Both the Microsoft XML parser (Windows) and the XML-Parser/Validator in Visual Studio Code report this node:

<JSON:Author>
  <rdf:Description et:id='author' et:table='JSON::Main'>
   <et:desc>Author</et:desc>
   <et:prt rdf:parseType='Resource'>
    <JSON:@type>Person</JSON:@type>
    <JSON:name>Adobe make_test</JSON:name>
   </et:prt>
  </rdf:Description>
 </JSON:Author>

and complain about the JSON:@type as "Element or attribute do not match QName production: QName::=(NCName':')?NCName".

When I replace the node name with <JSON:at-type></JSON:at-type> before parsing it with MSXML, the error is gone and my software can ingest the data as usual.

Phil Harvey

I am having trouble trying to reproduce this.

Which specific sample image, and what ExifTool command line did you use?

- Phil

Edit: Ah, OK.  I can see it now by adding the -struct option.
...where DIR is the name of a directory/folder containing the images.  On Mac/Linux/PowerShell, use single quotes (') instead of double quotes (") around arguments containing a dollar sign ($).

Phil Harvey

Got it.  I'll add strict XML attribute name validation for structure elements in the next release (12.77), which should fix the issue.

- Phil
...where DIR is the name of a directory/folder containing the images.  On Mac/Linux/PowerShell, use single quotes (') instead of double quotes (") around arguments containing a dollar sign ($).

Mac2

Sorry, I should have included the parameters I use to extract the data.

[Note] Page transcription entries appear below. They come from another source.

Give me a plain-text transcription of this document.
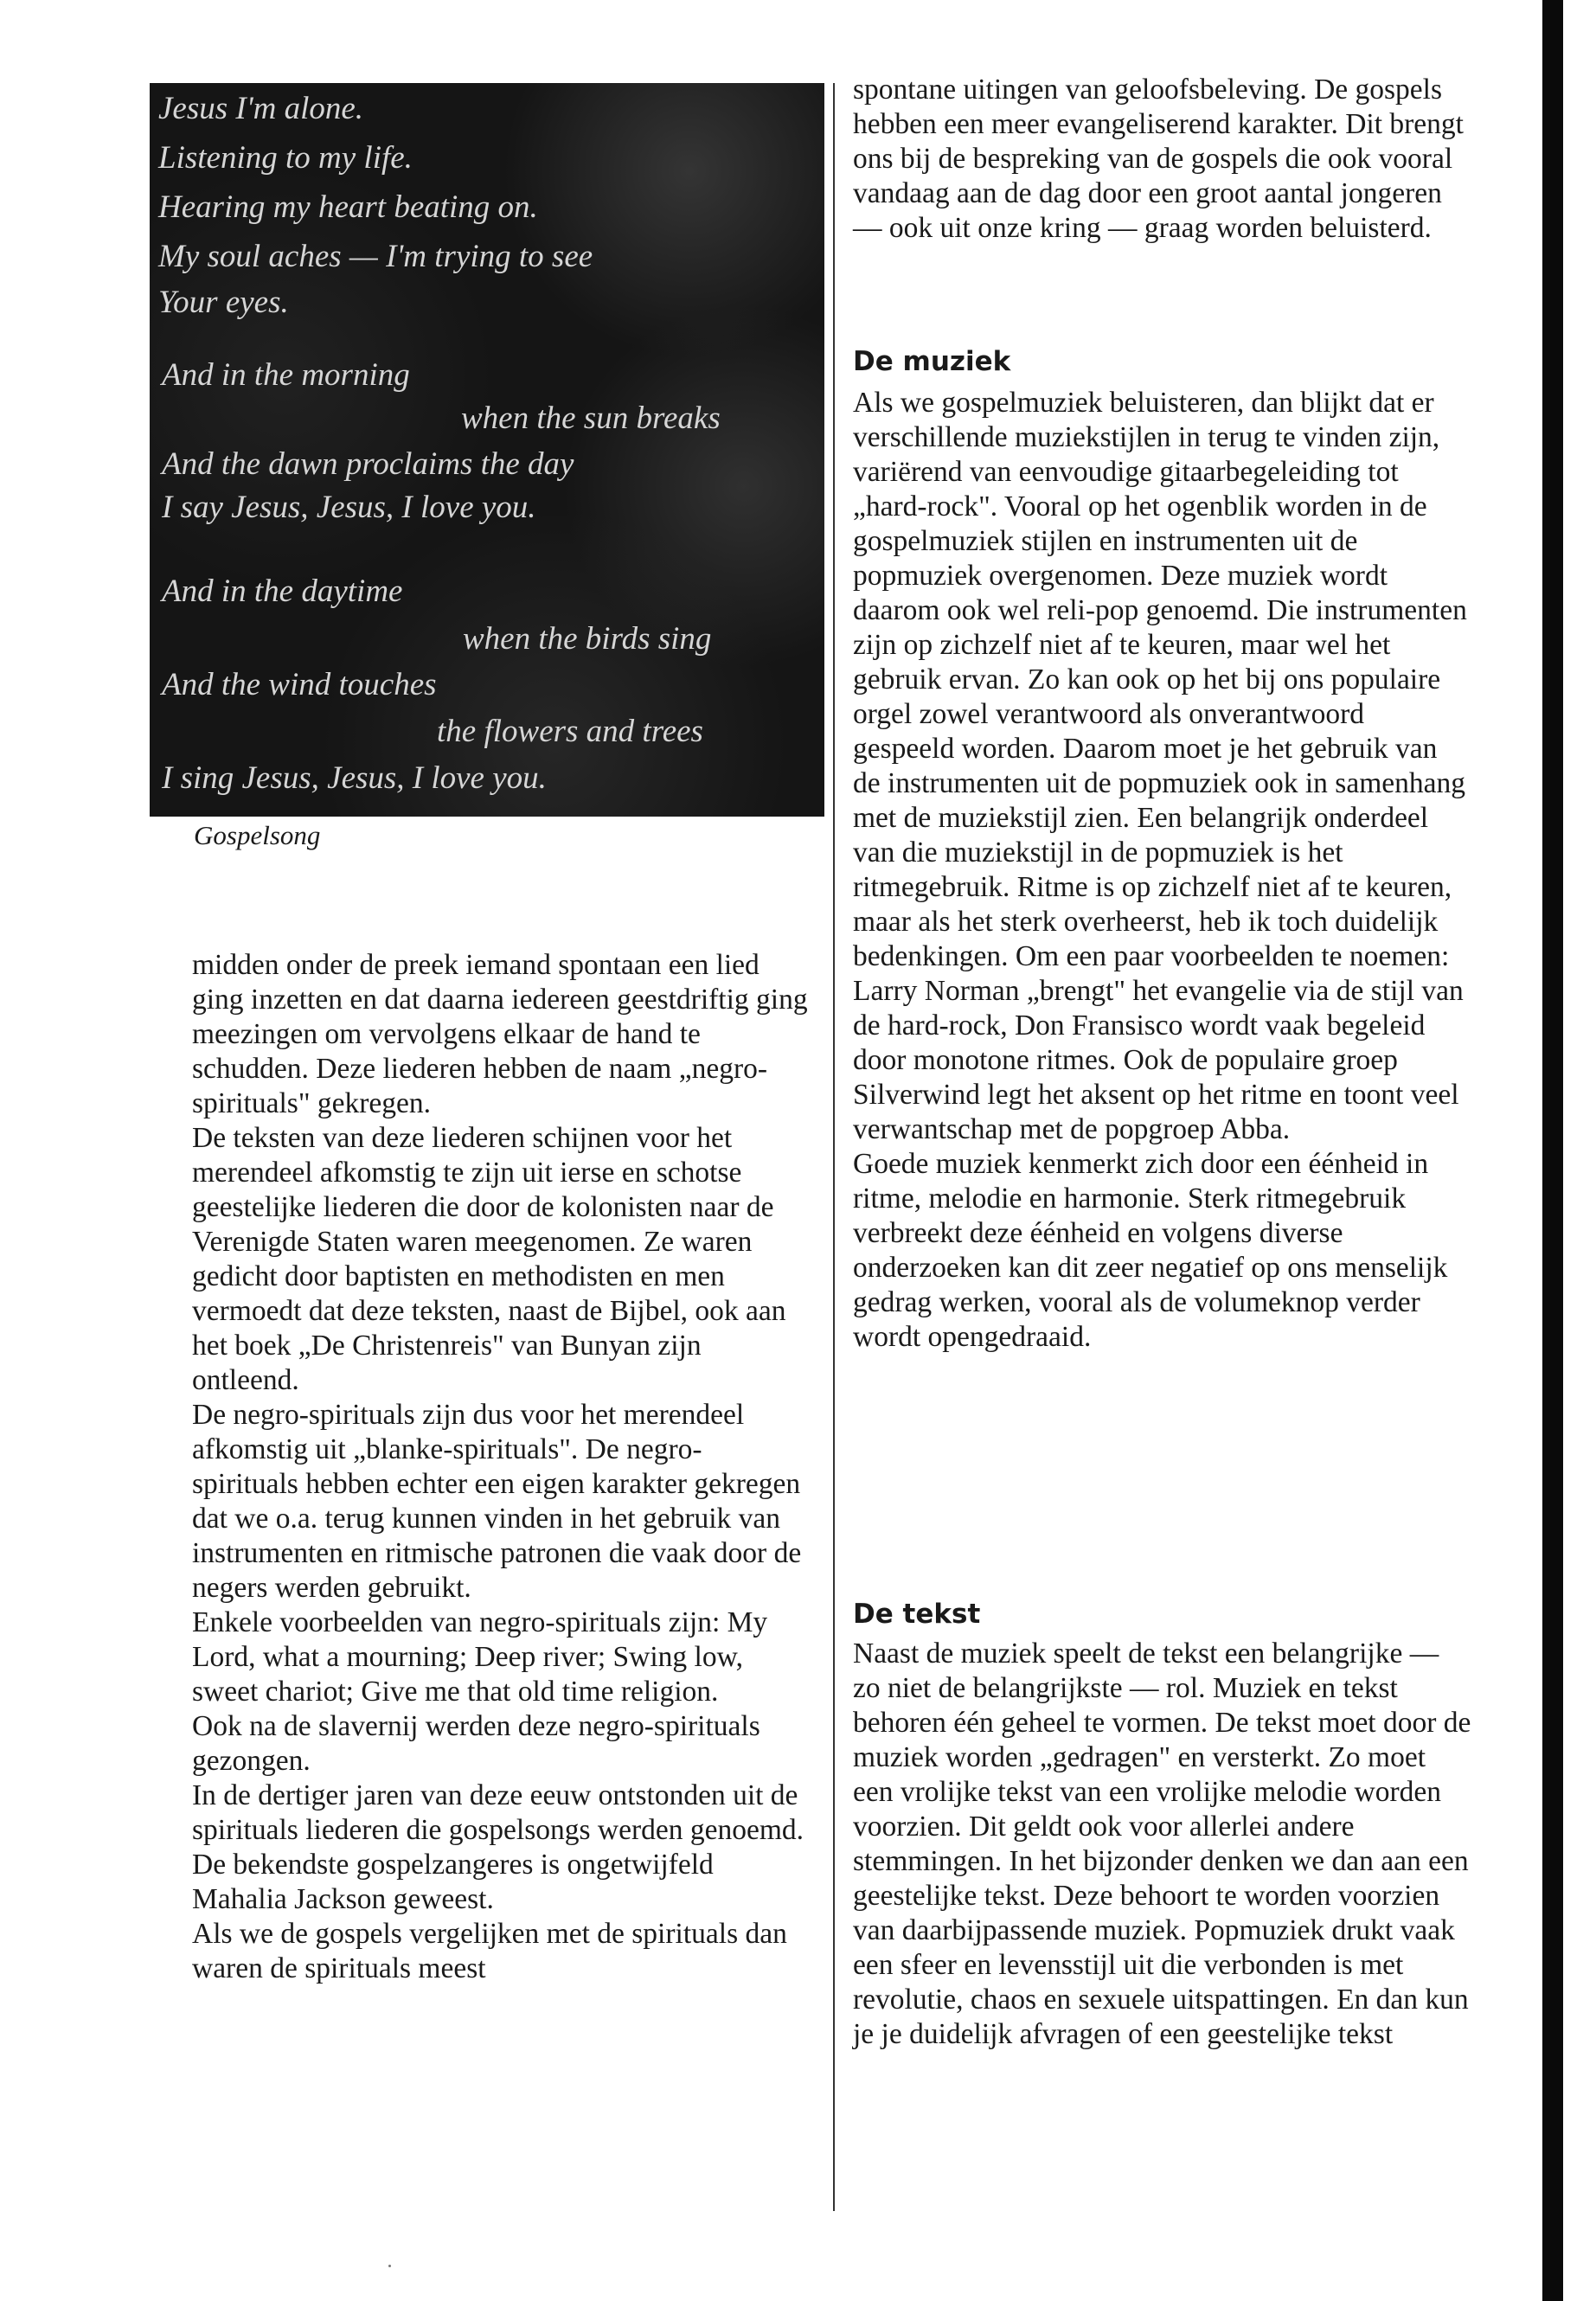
Jesus I'm alone.
Listening to my life.
Hearing my heart beating on.
My soul aches — I'm trying to see
Your eyes.
And in the morning
when the sun breaks
And the dawn proclaims the day
I say Jesus, Jesus, I love you.
And in the daytime
when the birds sing
And the wind touches
the flowers and trees
I sing Jesus, Jesus, I love you.
Gospelsong

midden onder de preek iemand spontaan een lied ging inzetten en dat daarna iedereen geestdriftig ging meezingen om vervolgens elkaar de hand te schudden. Deze liederen hebben de naam „negro-spirituals" gekregen.

De teksten van deze liederen schijnen voor het merendeel afkomstig te zijn uit ierse en schotse geestelijke liederen die door de kolonisten naar de Verenigde Staten waren meegenomen. Ze waren gedicht door baptisten en methodisten en men vermoedt dat deze teksten, naast de Bijbel, ook aan het boek „De Christenreis" van Bunyan zijn ontleend.

De negro-spirituals zijn dus voor het merendeel afkomstig uit „blanke-spirituals". De negro-spirituals hebben echter een eigen karakter gekregen dat we o.a. terug kunnen vinden in het gebruik van instrumenten en ritmische patronen die vaak door de negers werden gebruikt.

Enkele voorbeelden van negro-spirituals zijn: My Lord, what a mourning; Deep river; Swing low, sweet chariot; Give me that old time religion.

Ook na de slavernij werden deze negro-spirituals gezongen.

In de dertiger jaren van deze eeuw ontstonden uit de spirituals liederen die gospelsongs werden genoemd.

De bekendste gospelzangeres is ongetwijfeld Mahalia Jackson geweest.

Als we de gospels vergelijken met de spirituals dan waren de spirituals meest

spontane uitingen van geloofsbeleving. De gospels hebben een meer evangeliserend karakter. Dit brengt ons bij de bespreking van de gospels die ook vooral vandaag aan de dag door een groot aantal jongeren — ook uit onze kring — graag worden beluisterd.

De muziek

Als we gospelmuziek beluisteren, dan blijkt dat er verschillende muziekstijlen in terug te vinden zijn, variërend van eenvoudige gitaarbegeleiding tot „hard-rock". Vooral op het ogenblik worden in de gospelmuziek stijlen en instrumenten uit de popmuziek overgenomen. Deze muziek wordt daarom ook wel reli-pop genoemd. Die instrumenten zijn op zichzelf niet af te keuren, maar wel het gebruik ervan. Zo kan ook op het bij ons populaire orgel zowel verantwoord als onverantwoord gespeeld worden. Daarom moet je het gebruik van de instrumenten uit de popmuziek ook in samenhang met de muziekstijl zien. Een belangrijk onderdeel van die muziekstijl in de popmuziek is het ritmegebruik. Ritme is op zichzelf niet af te keuren, maar als het sterk overheerst, heb ik toch duidelijk bedenkingen. Om een paar voorbeelden te noemen: Larry Norman „brengt" het evangelie via de stijl van de hard-rock, Don Fransisco wordt vaak begeleid door monotone ritmes. Ook de populaire groep Silverwind legt het aksent op het ritme en toont veel verwantschap met de popgroep Abba.

Goede muziek kenmerkt zich door een éénheid in ritme, melodie en harmonie. Sterk ritmegebruik verbreekt deze éénheid en volgens diverse onderzoeken kan dit zeer negatief op ons menselijk gedrag werken, vooral als de volumeknop verder wordt opengedraaid.

De tekst

Naast de muziek speelt de tekst een belangrijke — zo niet de belangrijkste — rol. Muziek en tekst behoren één geheel te vormen. De tekst moet door de muziek worden „gedragen" en versterkt. Zo moet een vrolijke tekst van een vrolijke melodie worden voorzien. Dit geldt ook voor allerlei andere stemmingen. In het bijzonder denken we dan aan een geestelijke tekst. Deze behoort te worden voorzien van daarbijpassende muziek. Popmuziek drukt vaak een sfeer en levensstijl uit die verbonden is met revolutie, chaos en sexuele uitspattingen. En dan kun je je duidelijk afvragen of een geestelijke tekst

Which indeed use -struct.

That's for looking into this. It's not urgent, but I expect to see more and more of images with embedded CAI data in the future.

Mac2

There are more XML errors.
The data in the attached JPG file fails to load, with the error message
<CBOR:actions[1].action rdf:parseType='Resource'>
'A name contained an invalid character.'
Every node name with [1] is rejected as illegal.

I have created this JPG image for testing purposes with Stable Diffusion and used Photoshop to save it with Content Credentials enabled.

These are the parameters used to extract the metadata:

-overwrite_original
-charset
FILENAME=UTF8
-tagsfromfile
c:\images\001 copy.jpg
-all:all
-api
struct=2
-use
MWG
--preview:all
-@
v:\exiftool\arg_files\exif2xmp.args
--Exif:rating
-@
v:\exiftool\arg_files\iptc2xmp.args
-@
v:\exiftool\arg_files\gps2xmp.args
C:\temp\imt8B23A0F7-3976-422C-A096-2AA8F83C5D26.xmp
-execute



Phil Harvey

Thanks.  The patch will force all structure field names to conform with the XML specification, removing all invalid characters.  The only exception is that I will allow "xml" as the first 3 letters in a field name, which may not be strictly allowed by the spec, but I've tested and it still passes my XML validator.

- phil
...where DIR is the name of a directory/folder containing the images.  On Mac/Linux/PowerShell, use single quotes (') instead of double quotes (") around arguments containing a dollar sign ($).

Mac2

Excellent. Thank you.
Hopefully the Microsoft XML parser will accept these node names too.